その時のカレンは、まだ… 月影の真実を知らなかった。






「きゃああ!」


放課後の校長室に、悲鳴がこだました。


頬をぶたれ、紅の絨毯に倒れた梨絵に、


「この役立たずが!」


リオが罵声を浴びせた。


「折角、手に入れた乙女ケースを!奪われるなんて!そ、それも!」


リオは右足で、梨絵の頭を踏みつけた。


「ジャスティンの弟子に、とられるなんてえ!なんたる失態!」


「ご、ごめんなさい!お姉様…」


絨毯にめり込んでいく梨絵の顔。


リオはさらに、足に力を込めた。


「お姉様…」


苦しむ梨絵の声に、部屋の奥にある巨大な机の上に両膝を置いていた男が、溜め息とともに口を挟んだ。

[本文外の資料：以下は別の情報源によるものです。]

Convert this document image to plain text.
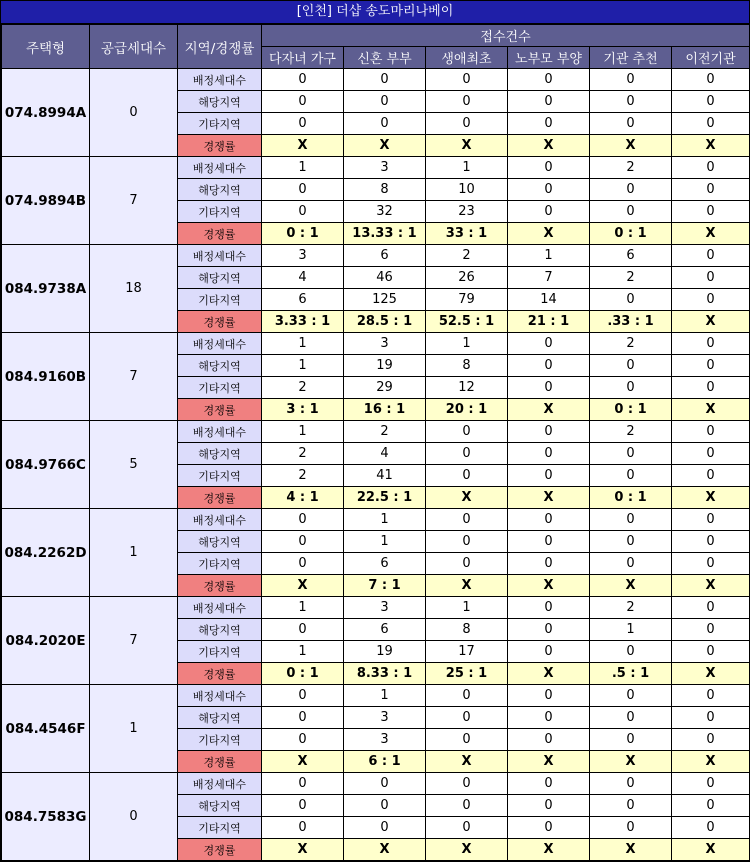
[인천] 더샵 송도마리나베이
주택형	공급세대수	지역/경쟁률	접수건수					
			다자녀 가구	신혼 부부	생애최초	노부모 부양	기관 추천	이전기관
074.8994A	0	배정세대수	0	0	0	0	0	0
		해당지역	0	0	0	0	0	0
		기타지역	0	0	0	0	0	0
		경쟁률	X	X	X	X	X	X
074.9894B	7	배정세대수	1	3	1	0	2	0
		해당지역	0	8	10	0	0	0
		기타지역	0	32	23	0	0	0
		경쟁률	0 : 1	13.33 : 1	33 : 1	X	0 : 1	X
084.9738A	18	배정세대수	3	6	2	1	6	0
		해당지역	4	46	26	7	2	0
		기타지역	6	125	79	14	0	0
		경쟁률	3.33 : 1	28.5 : 1	52.5 : 1	21 : 1	.33 : 1	X
084.9160B	7	배정세대수	1	3	1	0	2	0
		해당지역	1	19	8	0	0	0
		기타지역	2	29	12	0	0	0
		경쟁률	3 : 1	16 : 1	20 : 1	X	0 : 1	X
084.9766C	5	배정세대수	1	2	0	0	2	0
		해당지역	2	4	0	0	0	0
		기타지역	2	41	0	0	0	0
		경쟁률	4 : 1	22.5 : 1	X	X	0 : 1	X
084.2262D	1	배정세대수	0	1	0	0	0	0
		해당지역	0	1	0	0	0	0
		기타지역	0	6	0	0	0	0
		경쟁률	X	7 : 1	X	X	X	X
084.2020E	7	배정세대수	1	3	1	0	2	0
		해당지역	0	6	8	0	1	0
		기타지역	1	19	17	0	0	0
		경쟁률	0 : 1	8.33 : 1	25 : 1	X	.5 : 1	X
084.4546F	1	배정세대수	0	1	0	0	0	0
		해당지역	0	3	0	0	0	0
		기타지역	0	3	0	0	0	0
		경쟁률	X	6 : 1	X	X	X	X
084.7583G	0	배정세대수	0	0	0	0	0	0
		해당지역	0	0	0	0	0	0
		기타지역	0	0	0	0	0	0
		경쟁률	X	X	X	X	X	X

「もう…それくらいにしておきなさい。まだすべてが、終わった訳ではないのだから」


机の向こうにいる男に、リオは踏みつけながら振り向いた。


「しかし…お父様」


「乙女レッドを失ったとしても、こちらにはガーディアンの力が残っている」


無精髭と、銀縁の眼鏡をかけた男は、フッと笑った。


「それに…ジャスティン・ゲイを敵にまわす訳にはいかない。彼は、民衆に人気がある。我々がつくる組織にも、象徴として参加して貰いたいしな」


その言葉に、リオはにやりとし、


「単なる飾りですね」


また足に力を込めた。


「そうだ…」


リオ達…姉妹の父親にして、新たなる組織の実質的統治者になろうとしている男。


彼の名は、結城哲也。


「それに…我々には、切り札がある」


哲也のかける眼鏡のレンズが、一瞬…輝いた。


「そうですわね」


リオは笑いながら、梨絵から足をどけた。


「我々が、月の女神の力を得るのは…必然!さすれば、いかにジャスティンと言えども、手を出せなくなる」


「クス」


リオは嬉しそうに、満面の笑みを浮かべた。


「所詮…やつも人間。神の力には、勝てん」


哲也は眼鏡を外すと、虚空を睨んだ。